If you’re struggling to reach your mortgage deposit target, these five simple tips will help speed up the process.
So, to help you along the way, we’ve put together five easy steps to get you closer to your goal - whatever your circumstances.
Pay less rent
One of the biggest obstacles first-time buyers face is juggling paying rent and trying to save for a deposit. The reality in the current housing market is, the cost of rent likely takes up a large chunk of your monthly income, and just using the small amount left over to save will take an unrealistically long time. So, what can you do?
Move back home
Yes, it’s difficult to lose your independence and be back under your parent’s roof, but if this is an option for you it could be the quickest route to home ownership. Be sure to discuss house rules in advance and agree the rent amount before taking the plunge to avoid any friction, though.
Take in a lodger
You could generate a little extra income from your current home by subletting a spare bedroom (landlord permitting, of course).
If the idea of sharing with someone you don’t know is putting you off, you could try putting your feelers out amongst friends and colleagues. Any extra income you generate this way can go straight into your savings and shouldn’t require too much of a lifestyle upheaval.
Perhaps your parents live too far away, and you don’t have a spare bedroom, but you’re living in a spacious flat in a popular location. If this is the case for you, you could consider moving to a smaller place somewhere less pricey, or even just renting a room short-term.
This’ll give you the best of both worlds: you’ll keep your independence but still be able to save a little extra each month.
Make your money work for you
Since we’re talking about a substantial sum of money, having your money in a bank account with the best possible interest rates could really pay dividends. If you haven’t already, do your research and consider what type of account meets your needs.
An instant access savings account could pay you up to 1.5% in interest whereas an ISA could be anywhere up to 2.3%. These rates change in line with inflation and can go up and down regularly though, so keeping your eye on the ball could be key to making the most of your cash.
If you’re in the process of paying off outstanding debts before applying for a mortgage, then make sure you’re not paying more than you need to be in interest rates.
To answer this, spend some time working out how much interest you’re currently paying on any outstanding debts and consider whether you’d save money if you moved it all into one place, and paid it off using either a debt consolidation loan or a money transfer card, for example.
Ask for help
The bank of mum and dad
If your parents are in a position to help you financially, then don’t be too proud to ask. In fact, one in four first time buyers and eight in 10 under the age of 30 are reported to have help from the bank of mum and dad in the current housing market.

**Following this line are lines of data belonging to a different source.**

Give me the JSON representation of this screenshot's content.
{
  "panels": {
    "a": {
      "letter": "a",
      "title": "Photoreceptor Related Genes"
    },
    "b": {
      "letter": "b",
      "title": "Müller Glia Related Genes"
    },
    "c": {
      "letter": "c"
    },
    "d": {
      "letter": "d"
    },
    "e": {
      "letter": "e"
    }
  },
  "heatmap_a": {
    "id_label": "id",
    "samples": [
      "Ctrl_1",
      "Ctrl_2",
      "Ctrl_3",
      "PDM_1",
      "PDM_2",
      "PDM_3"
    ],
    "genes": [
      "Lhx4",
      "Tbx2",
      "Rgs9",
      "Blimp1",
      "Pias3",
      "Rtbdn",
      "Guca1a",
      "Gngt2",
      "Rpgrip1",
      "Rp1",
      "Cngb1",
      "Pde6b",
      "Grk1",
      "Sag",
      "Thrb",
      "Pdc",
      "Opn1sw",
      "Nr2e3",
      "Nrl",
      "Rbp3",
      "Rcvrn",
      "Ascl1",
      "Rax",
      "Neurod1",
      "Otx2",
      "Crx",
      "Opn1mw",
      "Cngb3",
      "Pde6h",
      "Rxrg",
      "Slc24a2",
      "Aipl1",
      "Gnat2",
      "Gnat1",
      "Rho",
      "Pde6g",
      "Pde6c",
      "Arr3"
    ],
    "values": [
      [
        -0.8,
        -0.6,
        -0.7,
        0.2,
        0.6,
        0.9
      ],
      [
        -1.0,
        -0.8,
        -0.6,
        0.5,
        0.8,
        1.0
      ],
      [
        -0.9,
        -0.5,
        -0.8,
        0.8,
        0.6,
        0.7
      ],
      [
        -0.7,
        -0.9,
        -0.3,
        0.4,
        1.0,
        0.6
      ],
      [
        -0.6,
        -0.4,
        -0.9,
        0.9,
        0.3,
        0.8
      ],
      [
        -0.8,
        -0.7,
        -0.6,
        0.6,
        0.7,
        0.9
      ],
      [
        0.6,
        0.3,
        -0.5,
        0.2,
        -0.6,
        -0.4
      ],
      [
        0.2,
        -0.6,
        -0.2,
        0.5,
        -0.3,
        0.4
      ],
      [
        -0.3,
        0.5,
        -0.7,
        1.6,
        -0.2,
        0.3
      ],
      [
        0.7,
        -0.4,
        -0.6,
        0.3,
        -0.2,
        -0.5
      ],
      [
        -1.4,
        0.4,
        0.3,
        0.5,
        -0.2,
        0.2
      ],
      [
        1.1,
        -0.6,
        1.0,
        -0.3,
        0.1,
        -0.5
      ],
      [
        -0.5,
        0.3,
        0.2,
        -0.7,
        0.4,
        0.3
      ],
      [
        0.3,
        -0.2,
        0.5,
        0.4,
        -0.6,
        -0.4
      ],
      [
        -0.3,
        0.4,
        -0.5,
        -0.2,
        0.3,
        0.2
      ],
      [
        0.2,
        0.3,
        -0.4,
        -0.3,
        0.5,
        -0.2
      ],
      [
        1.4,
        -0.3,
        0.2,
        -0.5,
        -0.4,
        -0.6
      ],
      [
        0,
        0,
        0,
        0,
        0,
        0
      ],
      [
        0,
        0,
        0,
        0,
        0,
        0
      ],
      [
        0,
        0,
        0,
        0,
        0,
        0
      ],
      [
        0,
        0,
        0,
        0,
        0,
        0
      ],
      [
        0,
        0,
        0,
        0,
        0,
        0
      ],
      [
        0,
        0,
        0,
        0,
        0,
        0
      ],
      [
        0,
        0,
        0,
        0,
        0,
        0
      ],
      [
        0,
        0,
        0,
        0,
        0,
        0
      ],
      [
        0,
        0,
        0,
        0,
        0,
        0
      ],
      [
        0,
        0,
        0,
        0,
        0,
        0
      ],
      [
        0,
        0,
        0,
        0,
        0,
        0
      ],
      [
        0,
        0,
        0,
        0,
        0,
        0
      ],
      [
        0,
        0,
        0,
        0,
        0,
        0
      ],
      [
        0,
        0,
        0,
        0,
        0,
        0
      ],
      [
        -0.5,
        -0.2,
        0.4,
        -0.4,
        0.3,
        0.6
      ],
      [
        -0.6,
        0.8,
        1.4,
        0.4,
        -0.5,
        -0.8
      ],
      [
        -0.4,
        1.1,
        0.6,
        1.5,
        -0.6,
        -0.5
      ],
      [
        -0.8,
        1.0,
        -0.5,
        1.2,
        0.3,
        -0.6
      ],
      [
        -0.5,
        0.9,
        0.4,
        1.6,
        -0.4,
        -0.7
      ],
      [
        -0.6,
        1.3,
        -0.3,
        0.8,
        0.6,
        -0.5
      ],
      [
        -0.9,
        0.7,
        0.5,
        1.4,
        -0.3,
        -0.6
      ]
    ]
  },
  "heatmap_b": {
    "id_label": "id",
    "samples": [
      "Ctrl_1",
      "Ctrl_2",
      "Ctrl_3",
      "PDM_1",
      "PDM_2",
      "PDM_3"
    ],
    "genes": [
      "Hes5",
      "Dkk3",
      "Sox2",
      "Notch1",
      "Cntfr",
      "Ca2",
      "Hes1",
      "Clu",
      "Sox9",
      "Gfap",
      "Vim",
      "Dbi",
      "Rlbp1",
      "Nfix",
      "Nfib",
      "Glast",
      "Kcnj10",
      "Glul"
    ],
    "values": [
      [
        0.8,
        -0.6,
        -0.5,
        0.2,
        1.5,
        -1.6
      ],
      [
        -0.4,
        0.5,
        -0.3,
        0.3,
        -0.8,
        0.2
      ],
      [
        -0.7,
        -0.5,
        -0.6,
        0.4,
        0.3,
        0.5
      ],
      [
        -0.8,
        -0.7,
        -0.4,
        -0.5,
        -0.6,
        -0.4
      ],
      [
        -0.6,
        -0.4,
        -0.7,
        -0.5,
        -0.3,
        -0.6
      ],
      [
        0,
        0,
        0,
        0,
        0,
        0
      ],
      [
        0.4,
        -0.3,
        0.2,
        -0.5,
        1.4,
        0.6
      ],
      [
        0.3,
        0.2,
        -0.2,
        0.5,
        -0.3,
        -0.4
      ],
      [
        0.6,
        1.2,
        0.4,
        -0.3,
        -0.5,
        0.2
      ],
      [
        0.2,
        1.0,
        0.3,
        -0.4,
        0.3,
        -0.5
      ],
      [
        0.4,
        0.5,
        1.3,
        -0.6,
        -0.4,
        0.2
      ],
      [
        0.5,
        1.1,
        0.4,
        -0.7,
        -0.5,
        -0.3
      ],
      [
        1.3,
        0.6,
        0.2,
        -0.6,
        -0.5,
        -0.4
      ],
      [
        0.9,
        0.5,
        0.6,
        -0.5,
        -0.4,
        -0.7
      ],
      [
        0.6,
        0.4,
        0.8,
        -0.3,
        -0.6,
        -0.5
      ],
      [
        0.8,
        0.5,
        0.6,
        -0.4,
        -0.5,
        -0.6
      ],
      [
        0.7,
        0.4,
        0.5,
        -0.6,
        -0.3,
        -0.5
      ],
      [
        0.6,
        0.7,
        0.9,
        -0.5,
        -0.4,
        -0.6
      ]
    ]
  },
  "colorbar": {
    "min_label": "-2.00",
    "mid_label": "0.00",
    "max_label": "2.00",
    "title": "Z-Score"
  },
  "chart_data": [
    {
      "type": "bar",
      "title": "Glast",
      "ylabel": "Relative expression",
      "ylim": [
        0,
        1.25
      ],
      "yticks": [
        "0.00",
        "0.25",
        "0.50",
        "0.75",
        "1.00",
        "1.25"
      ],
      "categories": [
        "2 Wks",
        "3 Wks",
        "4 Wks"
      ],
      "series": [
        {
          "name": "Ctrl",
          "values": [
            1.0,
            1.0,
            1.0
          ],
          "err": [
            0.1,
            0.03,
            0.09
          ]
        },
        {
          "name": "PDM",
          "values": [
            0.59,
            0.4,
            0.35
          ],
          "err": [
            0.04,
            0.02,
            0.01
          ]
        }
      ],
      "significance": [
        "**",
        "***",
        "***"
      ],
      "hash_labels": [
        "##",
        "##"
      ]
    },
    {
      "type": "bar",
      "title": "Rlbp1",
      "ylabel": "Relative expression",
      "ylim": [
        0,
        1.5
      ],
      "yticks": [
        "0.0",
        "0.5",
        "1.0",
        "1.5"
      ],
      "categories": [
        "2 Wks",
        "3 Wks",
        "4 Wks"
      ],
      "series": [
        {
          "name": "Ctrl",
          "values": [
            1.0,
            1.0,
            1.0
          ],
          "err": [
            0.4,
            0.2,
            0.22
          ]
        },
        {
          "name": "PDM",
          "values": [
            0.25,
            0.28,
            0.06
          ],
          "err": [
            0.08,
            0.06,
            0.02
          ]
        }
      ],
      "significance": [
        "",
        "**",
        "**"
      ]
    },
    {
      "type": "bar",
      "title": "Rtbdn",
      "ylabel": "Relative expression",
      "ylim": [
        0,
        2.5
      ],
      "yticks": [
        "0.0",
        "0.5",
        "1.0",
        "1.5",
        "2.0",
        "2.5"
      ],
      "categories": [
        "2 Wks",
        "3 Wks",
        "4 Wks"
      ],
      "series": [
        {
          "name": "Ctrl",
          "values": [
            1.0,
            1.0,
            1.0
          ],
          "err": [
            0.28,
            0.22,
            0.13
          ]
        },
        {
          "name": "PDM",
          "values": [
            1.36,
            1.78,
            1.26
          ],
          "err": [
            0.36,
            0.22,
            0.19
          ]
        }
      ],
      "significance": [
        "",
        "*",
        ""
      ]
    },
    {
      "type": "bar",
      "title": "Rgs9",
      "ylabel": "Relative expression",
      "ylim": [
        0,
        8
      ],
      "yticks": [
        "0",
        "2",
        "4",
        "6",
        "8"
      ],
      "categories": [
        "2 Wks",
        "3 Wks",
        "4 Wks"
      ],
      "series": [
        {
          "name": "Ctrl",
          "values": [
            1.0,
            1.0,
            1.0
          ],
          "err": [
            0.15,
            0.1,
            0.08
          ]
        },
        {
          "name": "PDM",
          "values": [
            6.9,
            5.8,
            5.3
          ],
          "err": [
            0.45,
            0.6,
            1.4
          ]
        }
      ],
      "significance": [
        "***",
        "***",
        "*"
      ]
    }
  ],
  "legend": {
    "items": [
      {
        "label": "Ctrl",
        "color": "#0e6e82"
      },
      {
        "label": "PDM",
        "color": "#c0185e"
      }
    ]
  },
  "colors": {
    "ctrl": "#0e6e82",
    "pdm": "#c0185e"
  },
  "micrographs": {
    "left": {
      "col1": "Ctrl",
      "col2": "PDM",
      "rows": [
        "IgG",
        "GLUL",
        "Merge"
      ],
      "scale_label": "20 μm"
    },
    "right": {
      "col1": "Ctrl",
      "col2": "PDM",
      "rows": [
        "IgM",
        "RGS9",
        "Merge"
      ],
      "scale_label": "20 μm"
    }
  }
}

Discuss how much you could borrow, and how much you could afford to pay back on top of your mortgage payments each month. But be careful not to stretch your finances too much, as this could lead to missed payments and possible tensions.
Help to buy schemes
If you’ve managed to save a bit towards your deposit already, then the government’s help to buy scheme could be worth looking into. Under the scheme, buyers are only required to save a 5% deposit with the government coughing up a further loan of up to 20%, and better still this is interest free for five years.
Bear in mind though, this scheme is restricted to the purchase of new build homes. It’s also worth remembering that if you haven’t repaid your loan by the time you come to sell your home, the government retains its 20% stake in your property, regardless of your house’s value.
There are mortgages available on the market that allow willing third parties (usually parents) to help you secure a deal. Through these, your parents could help without having to find a chunk of cash. Instead, guarantor mortgages involve your parents securing their own property (or another sizeable asset) against your mortgage, and for this reason they’re a big ask.
Consider shared ownership
Another more affordable option for those struggling to find money for a deposit is shared ownership and shared equity schemes. These involve buying part of a property and renting the rest, and could give you a foot on the property ladder without breaking the bank.
You’d still need to save money for a deposit under these schemes, however, it could be anywhere from 25-75% less (depending on your share of the ownership).
It might sound obvious but if you take a little time working out exactly how much you’re spending and on what each month, it’ll become easier to work out where you can save.
This isn’t just limited to cutting out that take away coffee every day either – it extends to regular outgoings, too, such as bills. People are often surprised at how much they can save by ringing up their utility providers and negotiating a new deal, and this goes for phone bills, broadband and various insurance providers. By doing this regularly you can save extra money towards your mortgage deposit without drastically changing your current lifestyle.